Now to use we can use the % operator in conjunction with the similarity function or by itself. The similarity function will always return a number between 0 and 1 which is a measure of how similar two text strings are ; with 1 having same set of trigrams.
SELECT loc_name, similarity(loc_name, 'abeville') As sim_score
FROM places
WHERE loc_name % 'abeville' AND similarity(loc_name, 'abeville') > 0.35
ORDER BY loc_name;
-- output --
loc_name | sim_score
----------------+-----------
Abbeville city | 0.5
Abbeville city | 0.5
Abbeville city | 0.5
Abbeville city | 0.5
Abbeville town | 0.5
Let us try a similar example to what we tried with soundex.
SELECT loc_name, similarity(loc_name, 'rising sun') As sim_score
FROM places
WHERE loc_name % 'rising sun' AND similarity(loc_name, 'rising sun') > 0.35
ORDER BY similarity(loc_name, 'rising sun') DESC, loc_name;
loc_name | sim_score
------------------------+-----------
Rising Sun city | 0.6875
Rising Sun town | 0.6875
Rising Sun-Lebanon CDP | 0.478261
Rising Star town | 0.4
Risingsun village | 0.380952
Controlling default weights
What would happen if we used % without the added similarity filter? It would behave as if the similarity filter were set at the default weight. To see the default weight we use this statement.
SELECT show_limit();
--output --
0.3
You can lower or increase the weight with set_limit();
As mentioned. Trigrams are good for catching misspellings, but not as good as soundex and dmetaphone for catching same sound words spelled differently. To demonstrate, if we picked our El Cajon example from before where our dmetaphone excelled and return El Cajon.

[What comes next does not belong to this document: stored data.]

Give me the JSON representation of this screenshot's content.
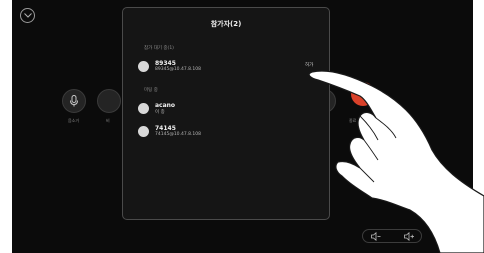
{
  "panel": {
    "title": "참가자(2)",
    "waiting_section": "참가 대기 중(1)",
    "meeting_section": "미팅 중",
    "waiting": [
      {
        "name": "89345",
        "address": "89345@10.47.8.108",
        "admit_label": "허가"
      }
    ],
    "in_meeting": [
      {
        "name": "acano",
        "address": "이 종"
      },
      {
        "name": "74145",
        "address": "74145@10.47.8.108"
      }
    ]
  },
  "background": {
    "mic_label": "음소거",
    "second_label": "비",
    "right_label": "종료"
  },
  "colors": {
    "end_call": "#d9412a",
    "avatar": "#d8d8d8",
    "panel": "#151515"
  },
  "icons": [
    "chevron-down-icon",
    "microphone-icon",
    "volume-down-icon",
    "volume-up-icon"
  ]
}
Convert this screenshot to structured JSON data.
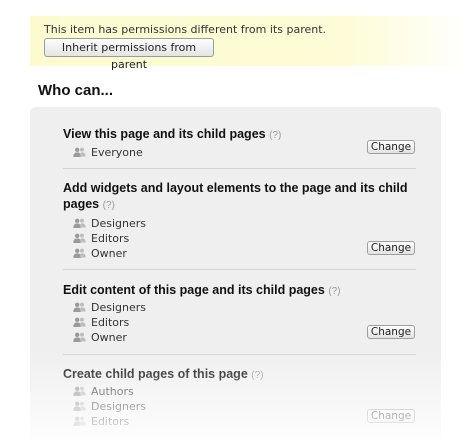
{
  "notice": {
    "message": "This item has permissions different from its parent.",
    "inherit_button": "Inherit permissions from parent"
  },
  "heading": "Who can...",
  "help_marker": "(?)",
  "change_label": "Change",
  "icon_name": "users-icon",
  "sections": [
    {
      "title": "View this page and its child pages",
      "members": [
        "Everyone"
      ]
    },
    {
      "title": "Add widgets and layout elements to the page and its child pages",
      "members": [
        "Designers",
        "Editors",
        "Owner"
      ]
    },
    {
      "title": "Edit content of this page and its child pages",
      "members": [
        "Designers",
        "Editors",
        "Owner"
      ]
    },
    {
      "title": "Create child pages of this page",
      "members": [
        "Authors",
        "Designers",
        "Editors"
      ]
    }
  ]
}
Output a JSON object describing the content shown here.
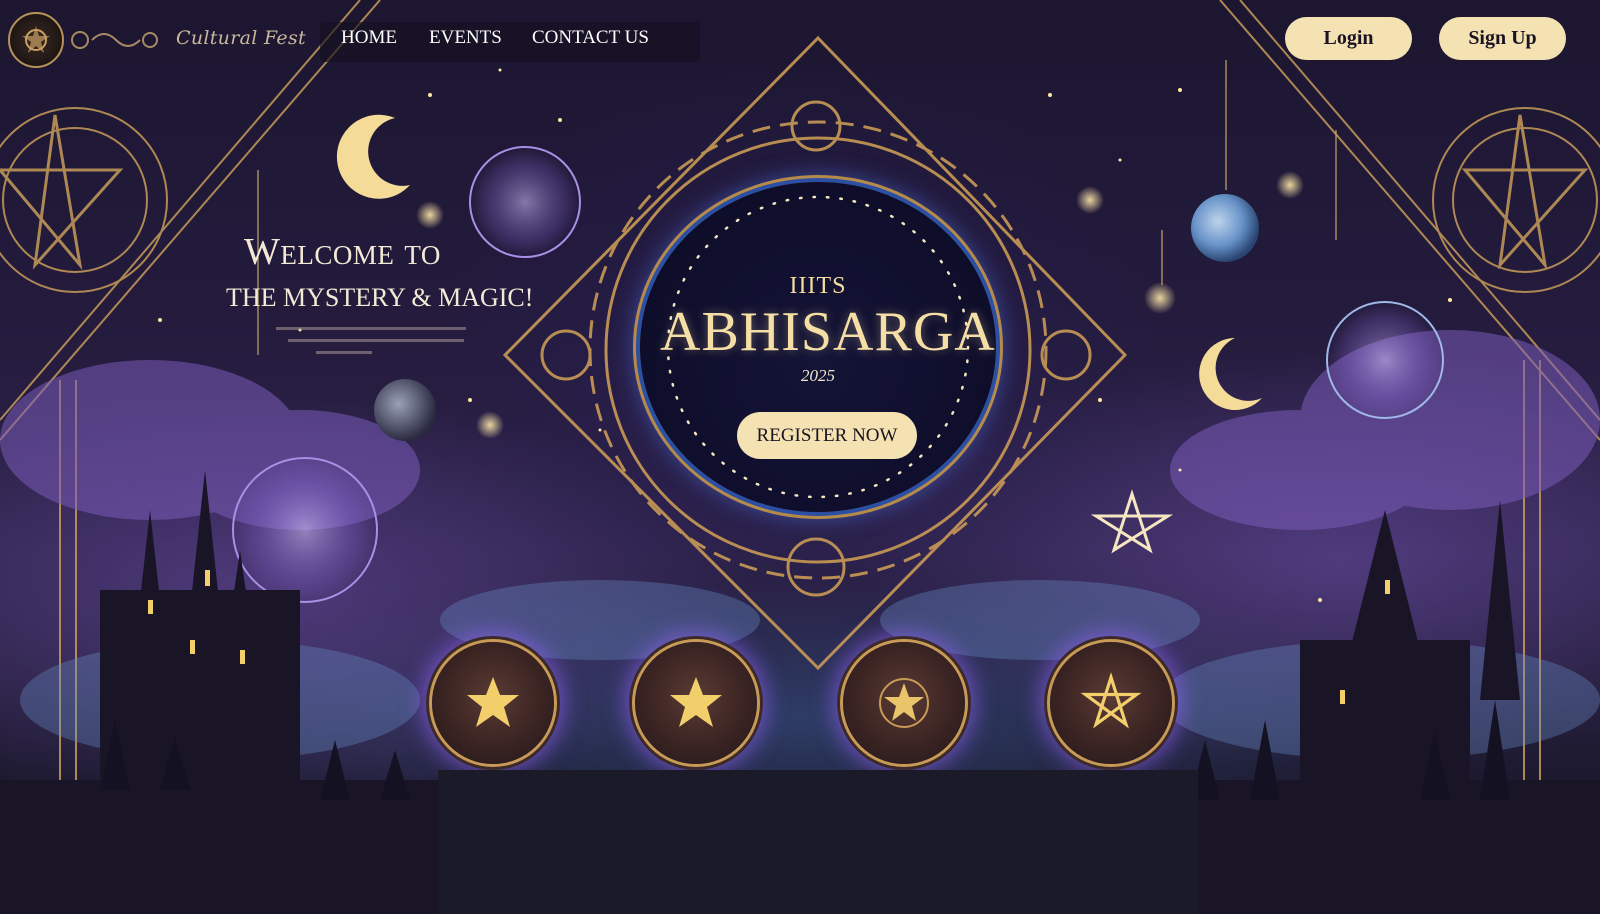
{
  "nav": {
    "brand": "Cultural Fest",
    "links": [
      "HOME",
      "EVENTS",
      "CONTACT US"
    ],
    "login_label": "Login",
    "signup_label": "Sign Up"
  },
  "welcome": {
    "title": "Welcome to",
    "subtitle": "THE MYSTERY & MAGIC!"
  },
  "hero": {
    "org": "IIITS",
    "title": "ABHISARGA",
    "year": "2025",
    "cta_label": "REGISTER NOW"
  },
  "coins": [
    {
      "icon": "star-icon"
    },
    {
      "icon": "star-icon"
    },
    {
      "icon": "star-emblem-icon"
    },
    {
      "icon": "pentagram-icon"
    }
  ],
  "colors": {
    "accent_cream": "#f5e2b2",
    "gold": "#c99a55",
    "deep_navy": "#0f0e2c",
    "purple_glow": "#9664ff"
  }
}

SELECT loc_name, similarity(loc_name, 'Elle Cahon') As sim_score
FROM places
WHERE loc_name % 'Elle Cahon'
ORDER BY similarity(loc_name, 'Elle Cahon') DESC, loc_name;
loc_name | sim_score
----------------+-----------
Ellenton CDP | 0.333333
Ellaville city | 0.3
Ellendale city | 0.3
Ellendale city | 0.3
It is obviously not as good as our dmetaphone.